Divisão do desconto: Impostos e Subvenção
O impacto de R$ 0,64 anunciado pelo Ministério da Fazenda é composto por duas frentes de atuação:
- Corte de Tributos (R$ 0,32): O governo zerou as alíquotas de PIS e Cofins sobre a importação e comercialização do combustível.
- Subvenção Direta (R$ 0,32): O Tesouro Nacional pagará um subsídio a produtores e importadores para absorver parte da alta do barril no mercado mundial.
O presidente Luiz Inácio Lula da Silva enfatizou que o objetivo é proteger o "prato de feijão" dos brasileiros, garantindo que o custo logístico da safra e do transporte de cargas não seja integralmente repassado aos preços de gôndola.

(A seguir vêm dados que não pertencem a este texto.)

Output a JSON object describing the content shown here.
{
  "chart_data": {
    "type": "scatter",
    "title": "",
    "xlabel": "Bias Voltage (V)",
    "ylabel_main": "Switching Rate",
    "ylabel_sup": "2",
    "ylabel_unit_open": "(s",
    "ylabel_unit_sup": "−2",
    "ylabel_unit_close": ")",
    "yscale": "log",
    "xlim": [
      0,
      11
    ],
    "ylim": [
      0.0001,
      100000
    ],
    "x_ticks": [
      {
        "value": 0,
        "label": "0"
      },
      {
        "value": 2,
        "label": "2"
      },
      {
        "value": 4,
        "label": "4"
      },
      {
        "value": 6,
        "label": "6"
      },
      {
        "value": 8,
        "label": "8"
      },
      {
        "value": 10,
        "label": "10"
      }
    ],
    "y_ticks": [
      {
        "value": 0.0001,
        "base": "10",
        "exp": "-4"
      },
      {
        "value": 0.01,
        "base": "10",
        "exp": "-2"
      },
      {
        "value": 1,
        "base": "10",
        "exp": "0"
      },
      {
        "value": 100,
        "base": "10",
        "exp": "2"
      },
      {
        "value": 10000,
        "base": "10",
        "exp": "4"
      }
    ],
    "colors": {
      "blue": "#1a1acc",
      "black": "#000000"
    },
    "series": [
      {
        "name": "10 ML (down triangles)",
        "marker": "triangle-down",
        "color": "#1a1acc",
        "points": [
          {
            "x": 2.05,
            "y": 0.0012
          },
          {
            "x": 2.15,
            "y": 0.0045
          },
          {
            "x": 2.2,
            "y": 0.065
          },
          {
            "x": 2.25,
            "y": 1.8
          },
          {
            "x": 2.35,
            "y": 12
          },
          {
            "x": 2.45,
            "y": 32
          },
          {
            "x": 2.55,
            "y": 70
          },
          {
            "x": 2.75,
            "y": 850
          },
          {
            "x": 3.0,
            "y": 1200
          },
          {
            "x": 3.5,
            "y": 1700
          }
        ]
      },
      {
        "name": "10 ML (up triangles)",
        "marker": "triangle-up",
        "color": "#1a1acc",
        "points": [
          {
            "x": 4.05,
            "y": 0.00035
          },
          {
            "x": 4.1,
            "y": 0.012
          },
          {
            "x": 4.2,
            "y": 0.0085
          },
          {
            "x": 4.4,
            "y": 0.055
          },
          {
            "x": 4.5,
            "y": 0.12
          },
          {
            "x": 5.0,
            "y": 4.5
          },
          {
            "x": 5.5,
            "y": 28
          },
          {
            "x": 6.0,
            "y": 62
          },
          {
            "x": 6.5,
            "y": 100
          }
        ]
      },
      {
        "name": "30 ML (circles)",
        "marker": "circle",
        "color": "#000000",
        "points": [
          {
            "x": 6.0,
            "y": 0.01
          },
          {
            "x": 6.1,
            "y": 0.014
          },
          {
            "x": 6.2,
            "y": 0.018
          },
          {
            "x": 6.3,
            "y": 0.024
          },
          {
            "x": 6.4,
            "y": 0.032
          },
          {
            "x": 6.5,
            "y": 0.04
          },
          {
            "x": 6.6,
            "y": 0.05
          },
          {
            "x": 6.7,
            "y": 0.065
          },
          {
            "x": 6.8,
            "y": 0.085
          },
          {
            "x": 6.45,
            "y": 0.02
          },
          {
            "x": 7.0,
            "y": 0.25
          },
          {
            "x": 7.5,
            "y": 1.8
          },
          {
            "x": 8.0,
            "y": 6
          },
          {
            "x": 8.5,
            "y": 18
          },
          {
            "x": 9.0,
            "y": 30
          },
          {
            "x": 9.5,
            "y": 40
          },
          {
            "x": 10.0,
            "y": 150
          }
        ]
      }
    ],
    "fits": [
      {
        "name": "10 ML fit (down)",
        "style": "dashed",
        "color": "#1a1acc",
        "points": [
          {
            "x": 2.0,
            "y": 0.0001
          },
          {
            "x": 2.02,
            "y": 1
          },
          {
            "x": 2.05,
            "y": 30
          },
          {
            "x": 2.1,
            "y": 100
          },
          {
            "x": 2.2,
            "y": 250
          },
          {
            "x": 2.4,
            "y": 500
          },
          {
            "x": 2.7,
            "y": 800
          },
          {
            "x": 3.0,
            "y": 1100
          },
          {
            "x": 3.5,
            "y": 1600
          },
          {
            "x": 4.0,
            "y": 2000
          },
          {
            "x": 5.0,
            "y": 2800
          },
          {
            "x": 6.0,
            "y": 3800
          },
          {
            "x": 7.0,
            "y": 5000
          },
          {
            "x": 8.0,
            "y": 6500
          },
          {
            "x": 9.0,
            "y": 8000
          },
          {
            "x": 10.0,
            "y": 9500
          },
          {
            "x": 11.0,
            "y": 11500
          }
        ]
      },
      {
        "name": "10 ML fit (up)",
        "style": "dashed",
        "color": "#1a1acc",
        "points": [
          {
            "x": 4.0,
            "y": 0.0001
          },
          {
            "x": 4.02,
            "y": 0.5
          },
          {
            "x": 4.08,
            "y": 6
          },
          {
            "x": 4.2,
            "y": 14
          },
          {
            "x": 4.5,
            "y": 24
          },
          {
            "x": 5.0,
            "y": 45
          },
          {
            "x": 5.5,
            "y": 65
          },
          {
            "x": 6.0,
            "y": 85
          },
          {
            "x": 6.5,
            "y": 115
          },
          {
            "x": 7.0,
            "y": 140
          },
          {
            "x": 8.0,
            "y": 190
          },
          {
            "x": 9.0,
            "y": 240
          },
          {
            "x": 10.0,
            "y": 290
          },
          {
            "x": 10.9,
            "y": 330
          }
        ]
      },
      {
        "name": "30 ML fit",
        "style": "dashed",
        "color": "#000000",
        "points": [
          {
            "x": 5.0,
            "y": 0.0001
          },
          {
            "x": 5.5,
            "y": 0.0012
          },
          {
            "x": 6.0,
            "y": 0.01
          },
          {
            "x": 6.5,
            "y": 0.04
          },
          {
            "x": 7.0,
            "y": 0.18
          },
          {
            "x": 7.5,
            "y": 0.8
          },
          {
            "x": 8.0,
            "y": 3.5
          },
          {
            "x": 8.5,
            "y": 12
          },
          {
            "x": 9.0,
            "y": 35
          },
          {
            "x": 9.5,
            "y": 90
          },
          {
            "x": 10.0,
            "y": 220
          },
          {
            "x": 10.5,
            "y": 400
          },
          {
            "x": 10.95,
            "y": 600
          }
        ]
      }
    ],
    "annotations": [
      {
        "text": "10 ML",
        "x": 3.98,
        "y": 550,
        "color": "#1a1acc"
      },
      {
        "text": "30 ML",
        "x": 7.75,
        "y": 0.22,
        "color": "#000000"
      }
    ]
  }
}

Compensação Fiscal e Taxação de Exportações
Para financiar o benefício, estimado em um custo total de R$ 30 bilhões, e incentivar o refino nacional, a equipe econômica criou novas alíquotas de exportação. A partir de agora, o governo cobrará:
- 12% sobre a exportação de petróleo bruto;
- 50% sobre a exportação de diesel.
A lógica do Executivo é desestimular a saída do produto para o exterior em momentos de preços globais elevados, forçando a manutenção de parte da oferta no mercado interno e ajudando a custear o subsídio anunciado.
Punições severas contra abusos nos postos
A MP 1.340/2026 também endurece a fiscalização na ponta final da cadeia. Produtores e importadores terão que comprovar que o benefício foi efetivamente repassado até as bombas. Além disso, o texto agrava as penalidades da Lei do Abastecimento Nacional de Combustíveis. Estabelecimentos que praticarem elevação abusiva de preços ou se recusarem a fornecer o produto podem enfrentar multas pesadas, que variam de R$ 50 mil a R$ 500 milhões, dependendo da gravidade e do porte da empresa. Com informações da Agência Senado.